When a young king is deemed old enough to begin his education, the adults around him set about preparing him for the future. A vast school is built. Experts are gathered. Rules are established. Surrounded by towering walls and generations of accumulated knowledge, the king is expected to learn how to become the ruler everyone imagines he should be. Yet despite the good intentions surrounding him, something feels wrong. The school has been designed for a king, but nobody has stopped to listen to the child.
What follows is both wonderfully playful and unexpectedly profound. With a single emphatic ‘No!’, the young king abandons the carefully ordered, claustrophobic world prepared for him and races beyond its boundaries. What begins as an escape soon becomes something closer to a wild rumpus of discovery.
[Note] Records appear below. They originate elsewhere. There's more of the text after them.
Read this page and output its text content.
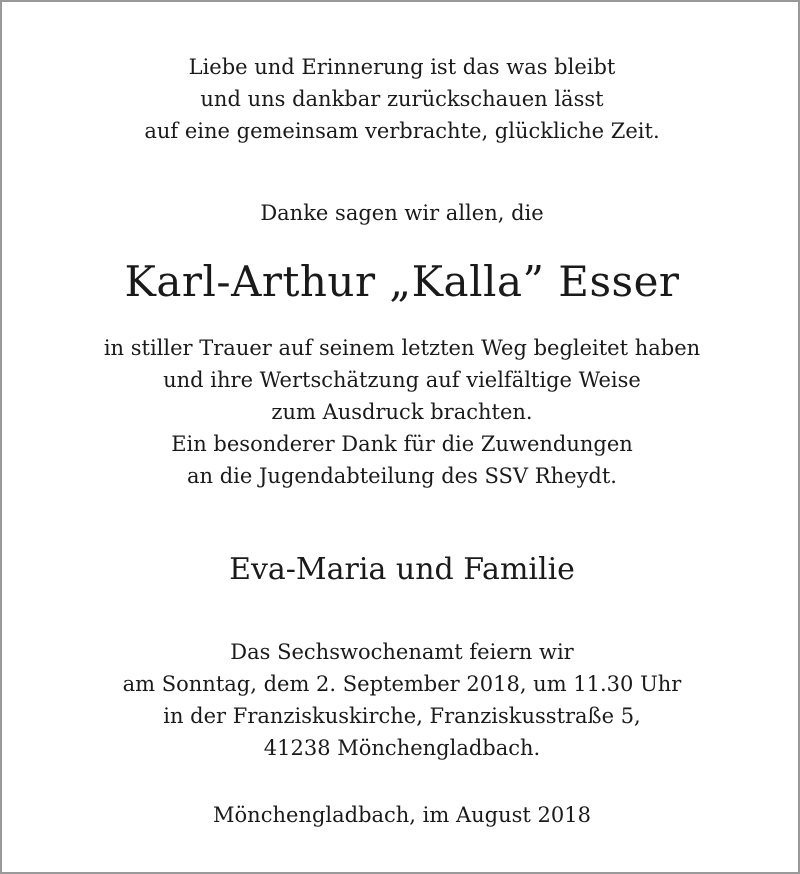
Liebe und Erinnerung ist das was bleibt

und uns dankbar zurückschauen lässt

auf eine gemeinsam verbrachte, glückliche Zeit.

Danke sagen wir allen, die

Karl-Arthur „Kalla” Esser

in stiller Trauer auf seinem letzten Weg begleitet haben

und ihre Wertschätzung auf vielfältige Weise

zum Ausdruck brachten.

Ein besonderer Dank für die Zuwendungen

an die Jugendabteilung des SSV Rheydt.

Eva-Maria und Familie

Das Sechswochenamt feiern wir

am Sonntag, dem 2. September 2018, um 11.30 Uhr

in der Franziskuskirche, Franziskusstraße 5,

41238 Mönchengladbach.

Mönchengladbach, im August 2018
Chased by the adults, as ordered, the king instead invites them forwards. As fields replace walls and woodlands replace classrooms, pursuit gives way to participation. Along the way, the king asks a deceptively simple question: ‘Can I show some important things about myself?’ It is the question at the heart of the entire book. The adults have worked tirelessly to teach him what a king should be, yet nobody has paused to discover who he already is. As the chase unfolds, learning becomes something shared rather than delivered. Discovery replaces instruction, curiosity replaces certainty, and the world itself becomes the classroom.
Deacon’s illustrations are extraordinary. His loose, expressive linework carries an energy that feels simultaneously childlike and masterful. Architecture looms and constrains; landscapes breathe and expand. Scale is used brilliantly throughout, with page turns delivering moments of genuine surprise and delight. Every spread invites exploration, rewarding readers who linger over details and visual clues.
What prevents the book from becoming didactic is its generosity. The adults are not villains. They genuinely wish to help. Their mistake lies not in caring too much, but in assuming they already know what the king needs. The resulting tension gives the story its emotional depth and elevates it far beyond a simple celebration of freedom or play.
By its conclusion, King School suggests that education is not about producing a particular kind of person but about creating opportunities for growth, encounter and wonder. Wise, playful and deeply humane, this is a picturebook that trusts children with big ideas and leaves readers of all ages with important questions to carry into the world beyond its pages.